Even as more Americans say they’re informed, blame on humans hasn’t grown
More Americans believe increases in the Earth’s temperature over the last century are due to pollution from human activities (57%) than to naturally occurring changes in the environment (40%). The balance of views on this issue is essentially unchanged from 2013, but reflects broader agreement with the idea that mankind is responsible for global warming than was the case from 2010 through 2012, when barely half believed it. Agreement that human activities are responsible has yet to return, however, to the 61% level seen as recently as 2007.
Americans’ Outlook for U.S. Environmental Quality Steady
Half of Americans think the quality of the environment in the U.S. is getting worse, a view that has remained stable for the past five years. Americans were more pessimistic about the environmental outlook before Barack Obama became president in 2009.

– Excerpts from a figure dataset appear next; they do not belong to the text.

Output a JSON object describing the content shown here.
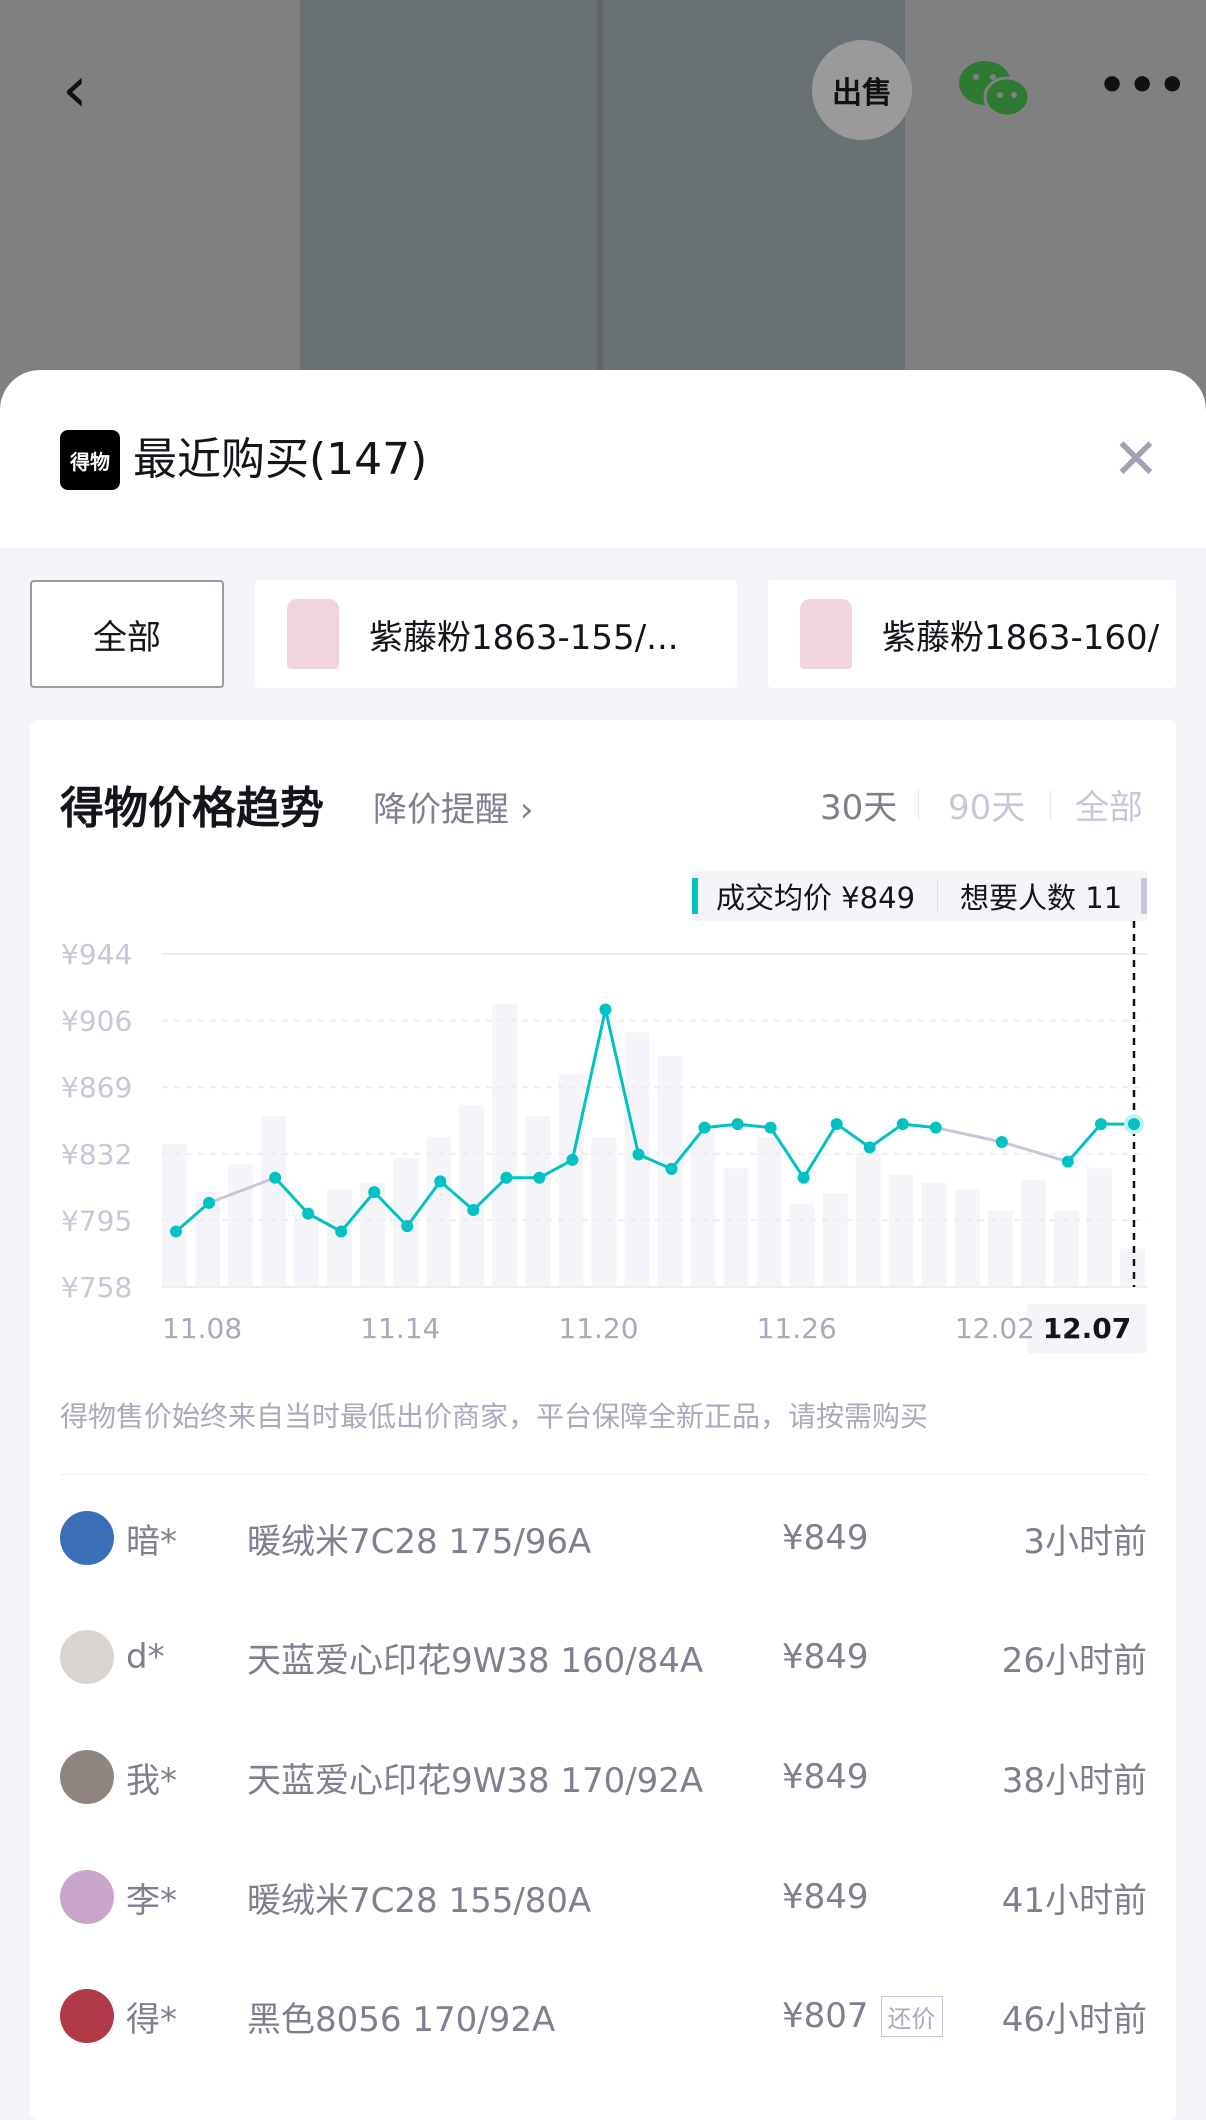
{
  "topbar": {
    "back_icon": "chevron-left-icon",
    "sell_label": "出售",
    "share_icon": "wechat-icon",
    "more_icon": "more-dots-icon"
  },
  "header": {
    "logo_text": "得物",
    "title": "最近购买(147)",
    "close_icon": "close-icon"
  },
  "chips": [
    {
      "label": "全部",
      "selected": true
    },
    {
      "label": "紫藤粉1863-155/..."
    },
    {
      "label": "紫藤粉1863-160/"
    }
  ],
  "trend": {
    "title": "得物价格趋势",
    "alert_label": "降价提醒",
    "alert_chevron": "›",
    "ranges": [
      "30天",
      "90天",
      "全部"
    ],
    "selected_range": "30天",
    "tooltip": {
      "avg_label": "成交均价 ¥849",
      "want_label": "想要人数 11"
    }
  },
  "chart_data": {
    "type": "line",
    "x": [
      "11.08",
      "11.09",
      "11.10",
      "11.11",
      "11.12",
      "11.13",
      "11.14",
      "11.15",
      "11.16",
      "11.17",
      "11.18",
      "11.19",
      "11.20",
      "11.21",
      "11.22",
      "11.23",
      "11.24",
      "11.25",
      "11.26",
      "11.27",
      "11.28",
      "11.29",
      "11.30",
      "12.01",
      "12.02",
      "12.03",
      "12.04",
      "12.05",
      "12.06",
      "12.07"
    ],
    "series": [
      {
        "values": [
          789,
          805,
          null,
          819,
          799,
          789,
          811,
          792,
          817,
          801,
          819,
          819,
          829,
          913,
          832,
          824,
          847,
          849,
          847,
          819,
          849,
          836,
          849,
          847,
          null,
          839,
          null,
          828,
          849,
          849
        ]
      }
    ],
    "volume_bars_relative": [
      428,
      285,
      367,
      512,
      220,
      292,
      312,
      387,
      450,
      545,
      848,
      512,
      638,
      450,
      763,
      692,
      460,
      355,
      450,
      250,
      282,
      400,
      335,
      312,
      292,
      230,
      322,
      230,
      355,
      115
    ],
    "y_ticks": [
      "¥944",
      "¥906",
      "¥869",
      "¥832",
      "¥795",
      "¥758"
    ],
    "ylim": [
      758,
      944
    ],
    "x_ticks": [
      "11.08",
      "11.14",
      "11.20",
      "11.26",
      "12.02",
      "12.07"
    ],
    "selected_x": "12.07",
    "grid": true,
    "colors": {
      "line": "#01c2c3",
      "gap_line": "#c7c7d7",
      "bars": "#f5f5f9"
    }
  },
  "footnote": "得物售价始终来自当时最低出价商家，平台保障全新正品，请按需购买",
  "purchases": [
    {
      "name": "暗*",
      "product": "暖绒米7C28 175/96A",
      "price": "¥849",
      "time": "3小时前",
      "avatar": "#3b6fb6"
    },
    {
      "name": "d*",
      "product": "天蓝爱心印花9W38 160/84A",
      "price": "¥849",
      "time": "26小时前",
      "avatar": "#d9d4d0"
    },
    {
      "name": "我*",
      "product": "天蓝爱心印花9W38 170/92A",
      "price": "¥849",
      "time": "38小时前",
      "avatar": "#8f8580"
    },
    {
      "name": "李*",
      "product": "暖绒米7C28 155/80A",
      "price": "¥849",
      "time": "41小时前",
      "avatar": "#c9a6c9"
    },
    {
      "name": "得*",
      "product": "黑色8056 170/92A",
      "price": "¥807",
      "tag": "还价",
      "time": "46小时前",
      "avatar": "#b03a48"
    }
  ]
}
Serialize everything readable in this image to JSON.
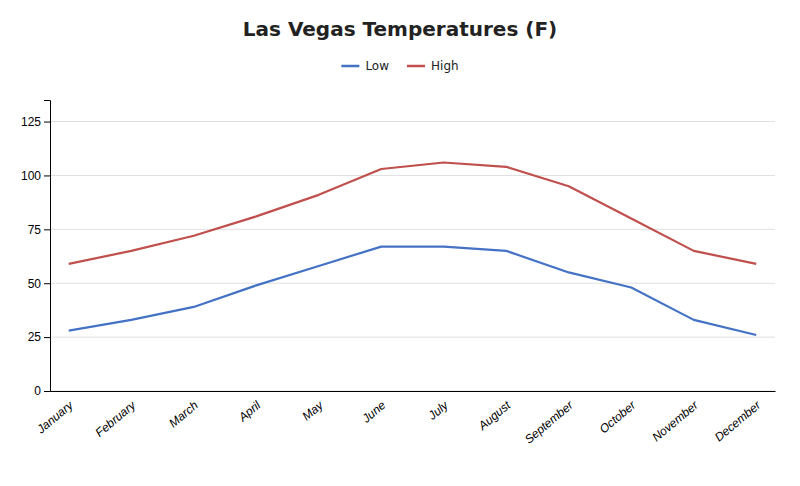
{
  "chart_data": {
    "type": "line",
    "title": "Las Vegas Temperatures (F)",
    "categories": [
      "January",
      "February",
      "March",
      "April",
      "May",
      "June",
      "July",
      "August",
      "September",
      "October",
      "November",
      "December"
    ],
    "series": [
      {
        "name": "Low",
        "color": "#4472C4",
        "values": [
          28,
          33,
          39,
          49,
          58,
          67,
          67,
          65,
          55,
          48,
          33,
          26
        ]
      },
      {
        "name": "High",
        "color": "#C0504D",
        "values": [
          59,
          65,
          72,
          81,
          91,
          103,
          106,
          104,
          95,
          80,
          65,
          59
        ]
      }
    ],
    "ylim": [
      0,
      135
    ],
    "yticks": [
      0,
      25,
      50,
      75,
      100,
      125
    ],
    "grid": true,
    "legend": "top"
  }
}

Interesting to see that after the Credit Crunch of 2008, during the recession, that American belief in the human causes of Global Warming actually decreased. It seems that when faced with economic hardship that attitudes towards Global Warming turn negative. Americans didn’t make the connection between economic survival and the environment when faced with economic hardship. It looks like environmental issues are still viewed as an economic luxury, in times of economic growth, rather than an economic necessity at all times. The utility derived from the environment is only something that occurs for those who have economic stability first. Politicians should note that the only time to make successful environmental policy is during the economic booms which lead to environmental problems.